[erlang-questions] Any way to correct the round off errors?

[Zoltan Lajos Kis]

Lev Walkin wrote:
> G.S. wrote:
>> Hello everyone,
>>
>> When subtracting in Erlang: 0.92915-0.92945 we should get -0.0003 but 
>> Erlang
>> gives: -2.9999999999996696e-4   (when doing 92915-92945 Erlang gives 
>> -30 so
>> that's ok).
>>
>> Anyway to make make it give -0.0003 ?, and in general make it give more
>> accurate answers?
>
> Your computer hardware cannot represent 0.0003.
>
> [vlm@REDACTED:~]> cc -o c c.c && ./c
> -0.000300
> -0.00029999999999999997
> [vlm@REDACTED:~]> cat c.c
> #include <stdio.h>
>
> int main() {
>     double d = -0.0003;
>     printf("%f\n", d);
>     printf("%.20f\n", d);
> }
> [vlm@REDACTED:~]>
>
>
> So, Erlang does not give you less accurate numbers.
> Erlang just gives you a differently formatted decimal
> representation of a binary number which can't be 0.0003.
>
It's not the computer hardware, but the representation used for floating 
point numbers...
You can come up with your own library of arithmetic functions where you 
represent decimals as you wish.

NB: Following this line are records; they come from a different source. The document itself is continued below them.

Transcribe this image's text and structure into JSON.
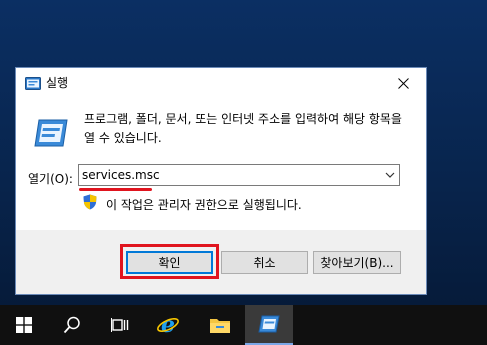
{
  "dialog": {
    "title": "실행",
    "description": "프로그램, 폴더, 문서, 또는 인터넷 주소를 입력하여 해당 항목을 열 수 있습니다.",
    "open_label": "열기(O):",
    "open_value": "services.msc",
    "admin_note": "이 작업은 관리자 권한으로 실행됩니다.",
    "ok_label": "확인",
    "cancel_label": "취소",
    "browse_label": "찾아보기(B)..."
  },
  "taskbar": {
    "items": [
      "start-icon",
      "search-icon",
      "task-view-icon",
      "internet-explorer-icon",
      "file-explorer-icon",
      "run-icon"
    ]
  },
  "colors": {
    "highlight": "#e0141e",
    "accent": "#0078d7"
  }
}
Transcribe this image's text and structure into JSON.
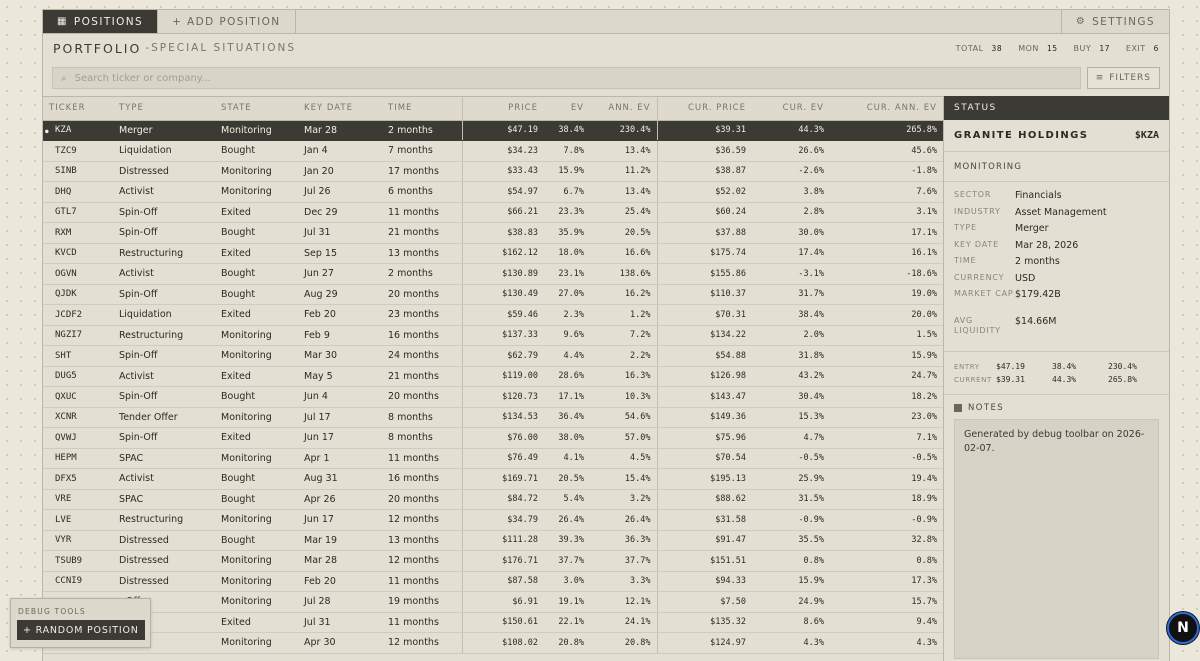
{
  "nav": {
    "positions_label": "POSITIONS",
    "add_label": "+ ADD POSITION",
    "settings_label": "SETTINGS"
  },
  "header": {
    "title": "PORTFOLIO",
    "subtitle": "-SPECIAL SITUATIONS",
    "stats": [
      {
        "label": "TOTAL",
        "value": "38"
      },
      {
        "label": "MON",
        "value": "15"
      },
      {
        "label": "BUY",
        "value": "17"
      },
      {
        "label": "EXIT",
        "value": "6"
      }
    ]
  },
  "search": {
    "placeholder": "Search ticker or company...",
    "filters_label": "FILTERS"
  },
  "table": {
    "columns": [
      "TICKER",
      "TYPE",
      "STATE",
      "KEY DATE",
      "TIME",
      "PRICE",
      "EV",
      "ANN. EV",
      "CUR. PRICE",
      "CUR. EV",
      "CUR. ANN. EV"
    ],
    "rows": [
      [
        "KZA",
        "Merger",
        "Monitoring",
        "Mar 28",
        "2 months",
        "$47.19",
        "38.4%",
        "230.4%",
        "$39.31",
        "44.3%",
        "265.8%"
      ],
      [
        "TZC9",
        "Liquidation",
        "Bought",
        "Jan 4",
        "7 months",
        "$34.23",
        "7.8%",
        "13.4%",
        "$36.59",
        "26.6%",
        "45.6%"
      ],
      [
        "SINB",
        "Distressed",
        "Monitoring",
        "Jan 20",
        "17 months",
        "$33.43",
        "15.9%",
        "11.2%",
        "$38.87",
        "-2.6%",
        "-1.8%"
      ],
      [
        "DHQ",
        "Activist",
        "Monitoring",
        "Jul 26",
        "6 months",
        "$54.97",
        "6.7%",
        "13.4%",
        "$52.02",
        "3.8%",
        "7.6%"
      ],
      [
        "GTL7",
        "Spin-Off",
        "Exited",
        "Dec 29",
        "11 months",
        "$66.21",
        "23.3%",
        "25.4%",
        "$60.24",
        "2.8%",
        "3.1%"
      ],
      [
        "RXM",
        "Spin-Off",
        "Bought",
        "Jul 31",
        "21 months",
        "$38.83",
        "35.9%",
        "20.5%",
        "$37.88",
        "30.0%",
        "17.1%"
      ],
      [
        "KVCD",
        "Restructuring",
        "Exited",
        "Sep 15",
        "13 months",
        "$162.12",
        "18.0%",
        "16.6%",
        "$175.74",
        "17.4%",
        "16.1%"
      ],
      [
        "OGVN",
        "Activist",
        "Bought",
        "Jun 27",
        "2 months",
        "$130.89",
        "23.1%",
        "138.6%",
        "$155.86",
        "-3.1%",
        "-18.6%"
      ],
      [
        "QJDK",
        "Spin-Off",
        "Bought",
        "Aug 29",
        "20 months",
        "$130.49",
        "27.0%",
        "16.2%",
        "$110.37",
        "31.7%",
        "19.0%"
      ],
      [
        "JCDF2",
        "Liquidation",
        "Exited",
        "Feb 20",
        "23 months",
        "$59.46",
        "2.3%",
        "1.2%",
        "$70.31",
        "38.4%",
        "20.0%"
      ],
      [
        "NGZI7",
        "Restructuring",
        "Monitoring",
        "Feb 9",
        "16 months",
        "$137.33",
        "9.6%",
        "7.2%",
        "$134.22",
        "2.0%",
        "1.5%"
      ],
      [
        "SHT",
        "Spin-Off",
        "Monitoring",
        "Mar 30",
        "24 months",
        "$62.79",
        "4.4%",
        "2.2%",
        "$54.88",
        "31.8%",
        "15.9%"
      ],
      [
        "DUG5",
        "Activist",
        "Exited",
        "May 5",
        "21 months",
        "$119.00",
        "28.6%",
        "16.3%",
        "$126.98",
        "43.2%",
        "24.7%"
      ],
      [
        "QXUC",
        "Spin-Off",
        "Bought",
        "Jun 4",
        "20 months",
        "$120.73",
        "17.1%",
        "10.3%",
        "$143.47",
        "30.4%",
        "18.2%"
      ],
      [
        "XCNR",
        "Tender Offer",
        "Monitoring",
        "Jul 17",
        "8 months",
        "$134.53",
        "36.4%",
        "54.6%",
        "$149.36",
        "15.3%",
        "23.0%"
      ],
      [
        "QVWJ",
        "Spin-Off",
        "Exited",
        "Jun 17",
        "8 months",
        "$76.00",
        "38.0%",
        "57.0%",
        "$75.96",
        "4.7%",
        "7.1%"
      ],
      [
        "HEPM",
        "SPAC",
        "Monitoring",
        "Apr 1",
        "11 months",
        "$76.49",
        "4.1%",
        "4.5%",
        "$70.54",
        "-0.5%",
        "-0.5%"
      ],
      [
        "DFX5",
        "Activist",
        "Bought",
        "Aug 31",
        "16 months",
        "$169.71",
        "20.5%",
        "15.4%",
        "$195.13",
        "25.9%",
        "19.4%"
      ],
      [
        "VRE",
        "SPAC",
        "Bought",
        "Apr 26",
        "20 months",
        "$84.72",
        "5.4%",
        "3.2%",
        "$88.62",
        "31.5%",
        "18.9%"
      ],
      [
        "LVE",
        "Restructuring",
        "Monitoring",
        "Jun 17",
        "12 months",
        "$34.79",
        "26.4%",
        "26.4%",
        "$31.58",
        "-0.9%",
        "-0.9%"
      ],
      [
        "VYR",
        "Distressed",
        "Bought",
        "Mar 19",
        "13 months",
        "$111.28",
        "39.3%",
        "36.3%",
        "$91.47",
        "35.5%",
        "32.8%"
      ],
      [
        "TSUB9",
        "Distressed",
        "Monitoring",
        "Mar 28",
        "12 months",
        "$176.71",
        "37.7%",
        "37.7%",
        "$151.51",
        "0.8%",
        "0.8%"
      ],
      [
        "CCNI9",
        "Distressed",
        "Monitoring",
        "Feb 20",
        "11 months",
        "$87.58",
        "3.0%",
        "3.3%",
        "$94.33",
        "15.9%",
        "17.3%"
      ],
      [
        "",
        "r Offer",
        "Monitoring",
        "Jul 28",
        "19 months",
        "$6.91",
        "19.1%",
        "12.1%",
        "$7.50",
        "24.9%",
        "15.7%"
      ],
      [
        "",
        "ssed",
        "Exited",
        "Jul 31",
        "11 months",
        "$150.61",
        "22.1%",
        "24.1%",
        "$135.32",
        "8.6%",
        "9.4%"
      ],
      [
        "",
        "ation",
        "Monitoring",
        "Apr 30",
        "12 months",
        "$108.02",
        "20.8%",
        "20.8%",
        "$124.97",
        "4.3%",
        "4.3%"
      ]
    ]
  },
  "status": {
    "heading": "STATUS",
    "name": "GRANITE HOLDINGS",
    "ticker": "$KZA",
    "state": "MONITORING",
    "details": [
      {
        "k": "SECTOR",
        "v": "Financials"
      },
      {
        "k": "INDUSTRY",
        "v": "Asset Management"
      },
      {
        "k": "TYPE",
        "v": "Merger"
      },
      {
        "k": "KEY DATE",
        "v": "Mar 28, 2026"
      },
      {
        "k": "TIME",
        "v": "2 months"
      },
      {
        "k": "CURRENCY",
        "v": "USD"
      },
      {
        "k": "MARKET CAP",
        "v": "$179.42B"
      },
      {
        "k": "AVG LIQUIDITY",
        "v": "$14.66M"
      }
    ],
    "entry": {
      "label": "ENTRY",
      "price": "$47.19",
      "ev": "38.4%",
      "ann": "230.4%"
    },
    "current": {
      "label": "CURRENT",
      "price": "$39.31",
      "ev": "44.3%",
      "ann": "265.8%"
    },
    "notes_label": "NOTES",
    "notes_text": "Generated by debug toolbar on 2026-02-07."
  },
  "debug": {
    "label": "DEBUG TOOLS",
    "button": "+ RANDOM POSITION"
  },
  "badge": "N"
}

Of course you will have to trade 
performance for the desired accuracy. Java for example has BigDecimals 
for this cause:

 >java Zed
-0.00030

-------------

import java.math.BigDecimal;

class Zed {
  public static void main(String[] args) {
    BigDecimal x = new BigDecimal("0.92915");
    BigDecimal y = new BigDecimal("0.92945");

    System.out.println( x.subtract(y) );
  }
}